Essentrics®: a flexibility and strength building workout for all ages
Text by Kimberly Woodring | Photography by Jim Wells
What is it?
ESSENTRICS® is a full body fitness program designed to engage all 650 muscles and promote mobility, body shaping and pain-relief. Created by Miranda Esmonde-White, a former ballerina, author of the New York Times bestseller, Aging Backwards, and host of the #1 fitness TV show on PBS, Classical Stretch—the technique develops lean, strong and flexible muscles with immediate changes to your posture. This workout leaves you feeling energized, youthful and healthy. We use standing, floor and barre techniques to enhance the movements. Essentrics is a form of functional fitness.
Some BENEFITS of ESSENTRICS®:
– Improves posture and increases range of motion
– Strengthens the spine and core
– Increases flexibility and mobility
– Helps relieve pain
– Supports injury prevention
– Enhances athletic performance (agility and speed)
Who it is for
ESSENTRICS® Perfect for men and women of all fitness levels, this program rebalances the body, prevents and treats injuries and unlocks tight joints. It has been the workout of choice for Olympians over the last 15 years and is followed by numerous celebrities and pro-athletes alike, including the NHL’s Montreal Canadian’s. Regardless of age, gender or fitness level—Essentrics can help anyone become fit, healthy and energized in their bodies!
How to Improve your posture & gain flexibility of your spine
Stand in a lunge position, then imagine that you are pushing a heavy object as you lengthen through the spine, straighten your arms and continue to push through to the end of your stretch. You can push up on a diagonal or straight out in front. You should feel various muscles in your back engaging.
Next, imagine you are pulling a stubborn donkey. Focus on rounding your spine, grab and pull with your arms. Imagine feeling the resistance and shift your weight onto your back leg. Make sure to tuck your tailbone as you pull under.
Release tension as you raise your arms towards the ceiling and then lengthen through your body, shifting your weight forward. Now, rotate your palms away and imagine you are pressing the walls away as you squeeze your shoulder blades together opening up your chest, keeping your spine long and vertebrate separated. Don’t allow your spine to sink, stay focused on pulling up. Repeat sequence by changing the leg that leads the lunge.
Relieving back pain through spinal mobility & lateral flexion of the spine (may relieve back pain)
Stand with your feet slightly further than hips width apart. Imagine you are holding a beach ball (relax your arms – beach balls are light). Raise the ball overhead towards the ceiling then lean to one side engaging side musculature. You should feel your side muscles lengthen and stretch. Next, begin to pull towards the other side by leading the move with your rib cage, pull up towards ceiling then continue to reach over to the other side.
Repeat the side-to-side motion. Another movement you can perform is focusing on pulling up and out with your rib cage, deepening the side stretch to tone the waist or you can do a released and relaxed sway to gently massage your upper back.

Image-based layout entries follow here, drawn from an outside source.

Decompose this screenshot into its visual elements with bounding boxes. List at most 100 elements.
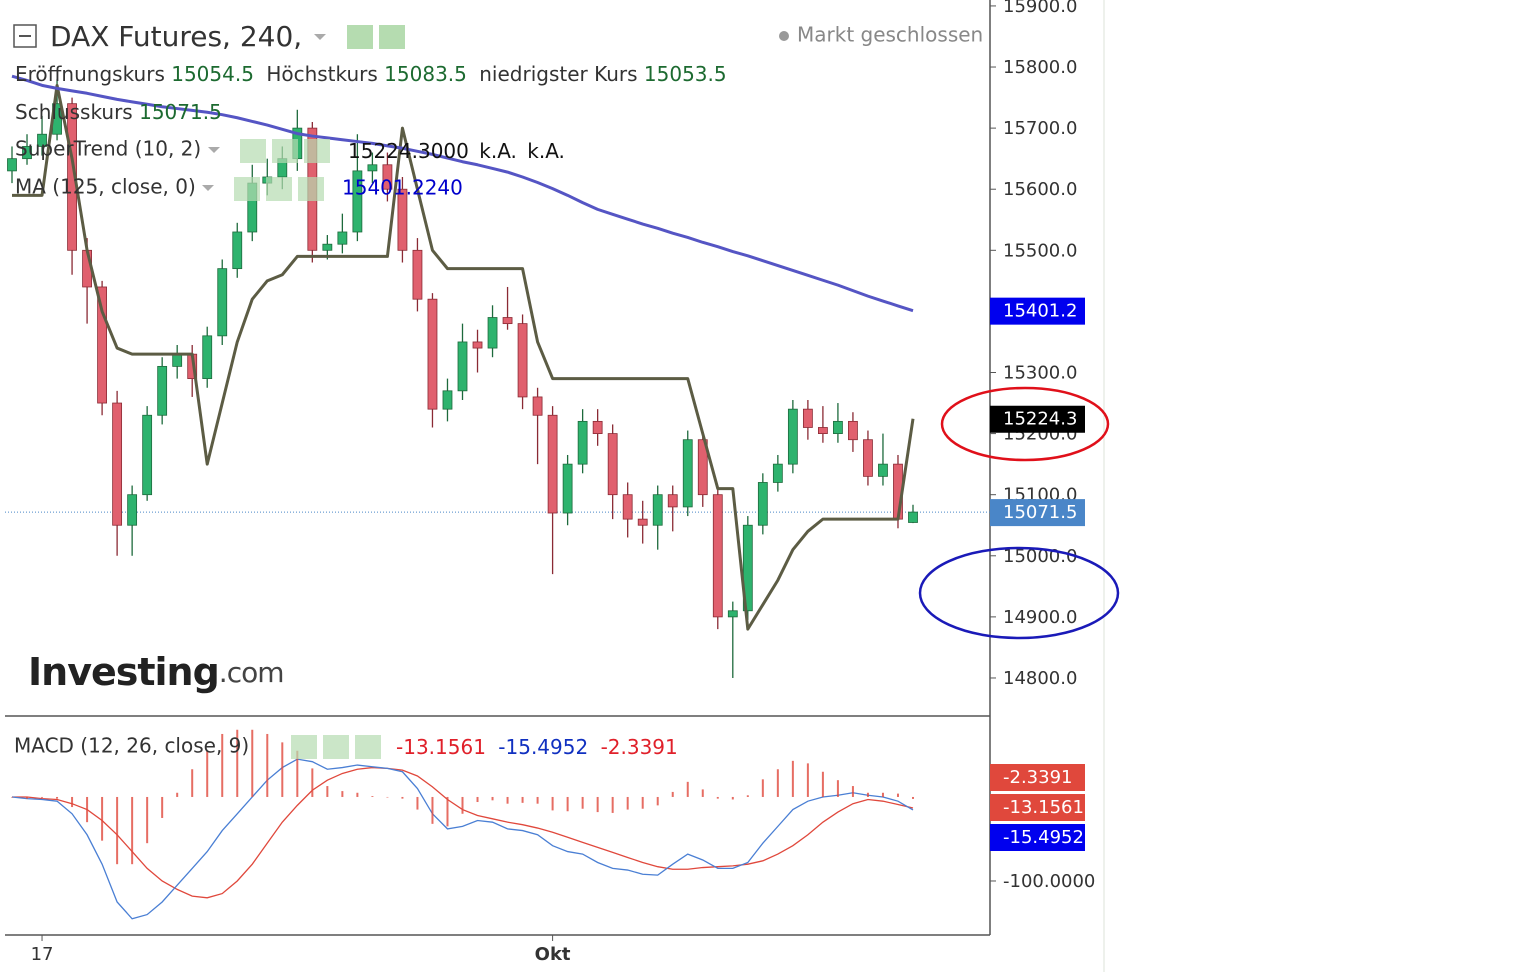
histogram-bar [641, 796, 644, 809]
price-badge [990, 499, 1085, 527]
histogram-bar [836, 780, 839, 797]
candle-body [622, 494, 633, 520]
candle-body [202, 335, 213, 380]
price-badge [990, 794, 1085, 821]
ohlc-value: 15083.5 [384, 62, 467, 86]
indicator-name: MA (125, close, 0) [15, 175, 196, 199]
settings-icon[interactable] [323, 735, 349, 759]
histogram-bar [912, 796, 914, 799]
settings-icon[interactable] [234, 177, 260, 201]
candle-body [562, 463, 573, 514]
y-tick-label: -100.0000 [1003, 871, 1095, 892]
y-tick-label: 14800.0 [1003, 668, 1077, 689]
histogram-bar [326, 786, 329, 797]
indicator-value: -13.1561 [396, 735, 486, 759]
candle-body [442, 390, 453, 410]
histogram-bar [146, 796, 149, 844]
logo: Investing.com [28, 650, 284, 694]
logo-text: Investing [28, 650, 219, 694]
histogram-bar [716, 796, 719, 799]
price-badge-label: -15.4952 [1003, 827, 1084, 848]
candle-body [757, 482, 768, 526]
logo-suffix: .com [219, 656, 284, 689]
histogram-bar [821, 771, 824, 797]
ohlc-label: niedrigster Kurs [479, 62, 637, 86]
histogram-bar [71, 796, 74, 808]
histogram-bar [551, 796, 554, 811]
histogram-bar [851, 786, 854, 797]
histogram-bar [731, 796, 734, 800]
histogram-bar [686, 781, 689, 797]
x-tick-label: Okt [535, 944, 571, 965]
candle-body [37, 133, 47, 147]
candle-body [7, 158, 17, 172]
histogram-bar [11, 796, 13, 798]
remove-icon[interactable] [355, 735, 381, 759]
candle-body [112, 402, 123, 526]
candle-body [802, 408, 813, 428]
candle-body [818, 427, 828, 434]
remove-icon[interactable] [304, 139, 330, 163]
indicator-values: -13.1561 -15.4952 -2.3391 [396, 735, 678, 759]
y-tick-label: 15500.0 [1003, 240, 1077, 261]
settings-icon[interactable] [291, 735, 317, 759]
histogram-bar [161, 796, 164, 818]
histogram-bar [521, 796, 524, 803]
candle-body [97, 286, 107, 404]
candle-body [337, 231, 348, 245]
candle-body [908, 511, 918, 523]
candle-body [472, 341, 483, 349]
settings-icon[interactable] [272, 139, 298, 163]
price-badge-label: 15224.3 [1003, 409, 1077, 430]
histogram-bar [581, 796, 584, 809]
candle-body [532, 396, 543, 416]
ohlc-label: Eröffnungskurs [15, 62, 165, 86]
candle-body [142, 414, 153, 496]
candle-body [727, 610, 738, 618]
collapse-icon[interactable] [13, 24, 37, 48]
histogram-bar [101, 796, 104, 841]
dropdown-icon[interactable] [208, 147, 220, 153]
candle-body [172, 353, 183, 367]
macd-line [11, 758, 914, 920]
remove-icon[interactable] [298, 177, 324, 201]
candle-body [682, 439, 693, 508]
y-tick-label: 15300.0 [1003, 362, 1077, 383]
histogram-bar [671, 791, 674, 797]
indicator-value: 15224.3000 [348, 139, 469, 163]
candle-body [517, 323, 528, 398]
ohlc-value: 15071.5 [139, 100, 222, 124]
histogram-bar [176, 792, 179, 797]
histogram-bar [251, 729, 254, 797]
candle-body [547, 414, 558, 514]
indicator-value: k.A. [479, 139, 517, 163]
histogram-bar [611, 796, 614, 813]
ohlc-label: Schlusskurs [15, 100, 133, 124]
price-badge-label: 15401.2 [1003, 301, 1077, 322]
candle-body [863, 439, 873, 477]
candle-body [833, 420, 843, 434]
histogram-bar [86, 796, 89, 823]
dropdown-icon[interactable] [314, 34, 326, 40]
annotation-circle [940, 386, 1110, 462]
candle-body [397, 188, 408, 251]
candle-body [412, 249, 423, 300]
histogram-bar [221, 733, 224, 797]
settings-icon[interactable] [266, 177, 292, 201]
price-badge-label: -13.1561 [1003, 797, 1084, 818]
candle-body [577, 420, 588, 465]
status-dot [779, 31, 789, 41]
histogram-bar [401, 796, 404, 799]
settings-icon[interactable] [240, 139, 266, 163]
overlay: 15224.3 15401.2 15071.5 -13.1561 -15.4952 -2.… [990, 297, 1085, 851]
settings-icon[interactable] [379, 25, 405, 49]
candle-body [652, 494, 663, 526]
histogram-bar [386, 796, 389, 798]
indicator-line [12, 83, 915, 631]
candle-body [712, 494, 723, 618]
candle-body [848, 420, 858, 441]
dropdown-icon[interactable] [202, 185, 214, 191]
histogram-bar [701, 789, 704, 797]
settings-icon[interactable] [347, 25, 373, 49]
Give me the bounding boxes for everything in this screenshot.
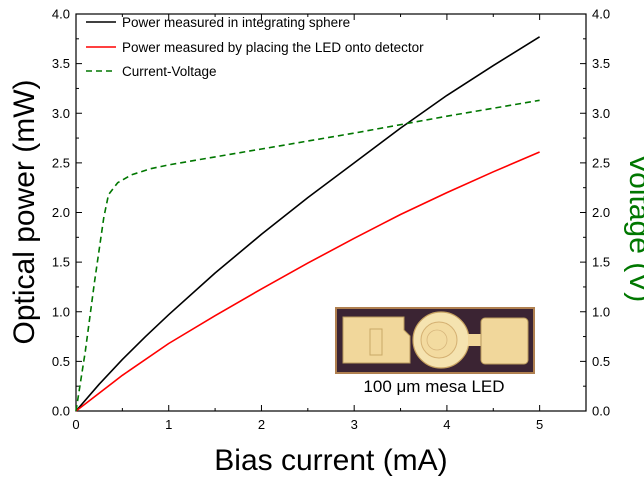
y-tick-label: 0.0 <box>52 404 70 419</box>
y-tick-label: 1.0 <box>52 304 70 319</box>
y2-tick-label: 2.0 <box>592 205 610 220</box>
series-group <box>75 36 541 412</box>
x-tick-label: 1 <box>165 417 172 432</box>
inset-led-micrograph: 100 μm mesa LED <box>335 307 535 396</box>
y2-axis-title: Voltage (V) <box>623 154 644 302</box>
y2-tick-label: 3.5 <box>592 56 610 71</box>
y-tick-label: 2.5 <box>52 155 70 170</box>
tick-label-group: 0 1 2 3 4 5 0.0 0.5 1.0 1.5 2.0 2.5 3.0 3.5 4.0 0.0 0.5 1… <box>52 7 610 433</box>
inset-mesa-inner <box>420 321 458 359</box>
legend: Power measured in integrating sphere Pow… <box>86 15 424 79</box>
inset-bridge <box>468 334 482 346</box>
legend-label-0: Power measured in integrating sphere <box>122 15 350 30</box>
y-tick-label: 3.0 <box>52 106 70 121</box>
inset-mesa-core <box>426 329 448 351</box>
y2-tick-label: 3.0 <box>592 106 610 121</box>
x-axis-title: Bias current (mA) <box>214 444 447 477</box>
y-tick-label: 1.5 <box>52 255 70 270</box>
y-axis-title: Optical power (mW) <box>8 79 41 344</box>
series-line-1 <box>75 151 540 412</box>
y2-tick-label: 1.0 <box>592 304 610 319</box>
y2-tick-label: 4.0 <box>592 7 610 22</box>
legend-label-1: Power measured by placing the LED onto d… <box>122 40 424 55</box>
y2-tick-label: 0.5 <box>592 354 610 369</box>
inset-left-pad-window <box>369 328 383 356</box>
y2-tick-label: 0.0 <box>592 404 610 419</box>
x-tick-label: 4 <box>443 417 450 432</box>
y-tick-label: 3.5 <box>52 56 70 71</box>
x-tick-label: 0 <box>72 417 79 432</box>
x-tick-label: 5 <box>536 417 543 432</box>
x-tick-label: 2 <box>258 417 265 432</box>
inset-caption: 100 μm mesa LED <box>363 377 504 396</box>
series-line-2 <box>75 99 540 412</box>
y-tick-label: 0.5 <box>52 354 70 369</box>
y-tick-label: 4.0 <box>52 7 70 22</box>
tick-group <box>75 13 586 412</box>
inset-left-pad <box>342 316 411 364</box>
legend-label-2: Current-Voltage <box>122 64 217 79</box>
y-tick-label: 2.0 <box>52 205 70 220</box>
y2-tick-label: 2.5 <box>592 155 610 170</box>
y2-tick-label: 1.5 <box>592 255 610 270</box>
inset-right-pad <box>480 317 529 365</box>
x-tick-label: 3 <box>351 417 358 432</box>
series-line-0 <box>75 36 541 412</box>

Relaxing the upper body through a spinal roll
Start by pulling up really tall lengthening the vertebrate reaching towards the ceiling
Begin to relax your neck, tuck your tailbone under and gently roll down one vertebrate at a time releasing and relaxing, softly bending your knees.

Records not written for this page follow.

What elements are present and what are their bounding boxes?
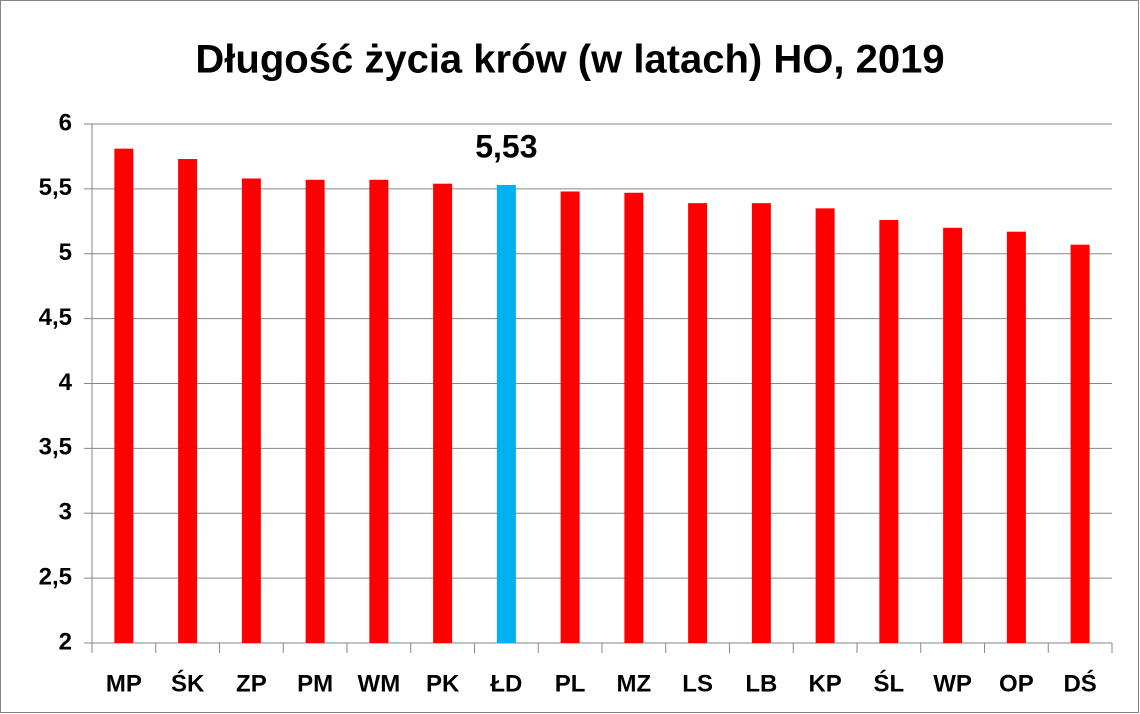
x-tick-label: WM xyxy=(358,670,401,697)
chart-title: Długość życia krów (w latach) HO, 2019 xyxy=(195,38,944,82)
bar xyxy=(114,148,134,643)
bar xyxy=(879,220,899,643)
y-tick-label: 6 xyxy=(59,109,72,136)
x-tick-label: PK xyxy=(426,670,460,697)
data-label: 5,53 xyxy=(475,128,537,164)
y-tick-label: 3,5 xyxy=(39,434,72,461)
x-tick-label: KP xyxy=(808,670,841,697)
x-tick-label: ŁD xyxy=(490,670,522,697)
y-tick-label: 4 xyxy=(59,369,73,396)
bar xyxy=(624,192,644,643)
bar xyxy=(178,159,198,643)
x-tick-label: ŚL xyxy=(874,669,905,697)
bar xyxy=(1070,244,1090,644)
y-tick-label: 4,5 xyxy=(39,304,72,331)
bar xyxy=(369,179,389,644)
y-tick-label: 3 xyxy=(59,499,72,526)
x-tick-label: ŚK xyxy=(171,669,205,697)
bar xyxy=(751,203,771,643)
x-tick-label: MZ xyxy=(617,670,652,697)
bar xyxy=(1006,231,1026,643)
x-tick-label: LS xyxy=(682,670,713,697)
y-tick-label: 5,5 xyxy=(39,174,72,201)
bar xyxy=(305,179,325,644)
x-tick-label: PM xyxy=(297,670,333,697)
bar xyxy=(815,208,835,643)
bar xyxy=(943,227,963,644)
x-tick-label: DŚ xyxy=(1063,669,1096,697)
bar xyxy=(688,203,708,643)
y-tick-label: 2,5 xyxy=(39,563,72,590)
x-tick-label: MP xyxy=(106,670,142,697)
x-tick-label: PL xyxy=(555,670,586,697)
bar xyxy=(496,184,516,644)
x-tick-label: LB xyxy=(745,670,777,697)
bar xyxy=(560,191,580,643)
x-tick-label: OP xyxy=(999,670,1034,697)
y-tick-label: 2 xyxy=(59,628,72,655)
x-tick-label: WP xyxy=(933,670,972,697)
x-tick-label: ZP xyxy=(236,670,267,697)
bar xyxy=(433,183,453,643)
bar xyxy=(241,178,261,643)
y-tick-label: 5 xyxy=(59,239,72,266)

Imagine you are a zombie/rag doll just hang limply and gently swaying side-to-side letting all the stress and tension go. If you have back issues such as a slipped disc or low back pain, place your hands on your thighs and only roll down as far as it is comfortable.
Hip exercises through chair work movements
Begin by placing one foot on the seat of the chair, keeping both knees bent. Now do side-to- side movements with your hips lifting the hip up then pressing the hip down and away. This movement will continue to loosen tension in the hip and lumbar area. Repeat 3-4 times, then walk around the chair and repeat with your other leg.
Relieving pain through chair work movements
Place one leg on a chair while keeping your knee straight as possible, bend the standing leg. Lean forward keeping your spine straight and extend your arm, pulling up at a diagonal lengthen out as much as you can to deepen the stretch in the hamstring and the spine. Gently move in and out of this stretch – don’t hold this position
Hold onto the back of the chair and begin to rotate your body away from the leg that is on the chair. Use your arm to assist the spine in the rotation; you should feel a stretch in IT Band (the ligaments and tendons that run along the outside of that leg) and hold this rotation for about 5 seconds. Walk to other side of chair and repeat steps one and two.
The chair stretch for the psoas begins by placing your foot flat on the chair. Bend your back knee while lifting your heel so you are on your toes. Shift your weight forward and tuck your tailbone.Keeping tailbone tucked under slowly press the standing heel back towards the floor. This will help stretch the psoas.
Shift your weight forwards keeping tailbone tucked under and carefully bend the standing legs knee down towards the floor. Keep your weight centered over the seat of the chair. This is a deep quadriceps stretch. Do Not hold this stretch but gently move in and out of it by repeating step 3 back into step 4. Repeat 2-3 times and change legs.